Whatever it is, I think they have a lot of barriers. I'm not saying they won't get there, but I would wait if I was an investor.

Jones: Fair, fair warning there! I agree for the most part. I think long-term, this is a very interesting company. They are going through a massive transition in terms of who they are, but I do like that they are trying to get ahead of Amazon. And really, we could probably call this show "how to get ahead of Amazon." [laughs] I do like what I see. But all in all, I think there are a lot of pink flags there that investors will need to keep an eye on. 

Dan, any closing thoughts before we close out today's show?

Kline: No. I think I'm going to go to CVS.

Jones: [laughs] And do yoga?

Kline: [laughs] Yes, do yoga, then buy a bag of pork rinds. They still have some business to figure out to how they embrace health and some of their -- they stock Chef Boyardee products on the shelves. Convenient, I get it. Healthy? No. There's some identity that they have to work out.

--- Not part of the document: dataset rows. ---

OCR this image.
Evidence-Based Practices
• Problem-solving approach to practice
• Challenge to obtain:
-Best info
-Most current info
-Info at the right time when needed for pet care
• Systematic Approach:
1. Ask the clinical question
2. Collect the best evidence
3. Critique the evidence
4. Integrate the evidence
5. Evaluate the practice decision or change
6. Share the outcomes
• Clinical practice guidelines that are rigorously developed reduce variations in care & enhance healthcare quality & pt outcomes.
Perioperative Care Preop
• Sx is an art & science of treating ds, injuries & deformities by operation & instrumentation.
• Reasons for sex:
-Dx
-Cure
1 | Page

Jones: Yeah. You heard it here first, listeners. Lots to work out here on the CVS front. 

That will do it for this week's Industry Focus: Consumer Goods show. As always, people on the program may have interest in the stocks they talk about, and The Motley Fool may have formal recommendations for or against, so don't buy or sell stocks based solely on what you hear. This show is produced by Austin Morgan. For Dan Kline, I'm Shannon Jones. Thanks for listening and Fool on!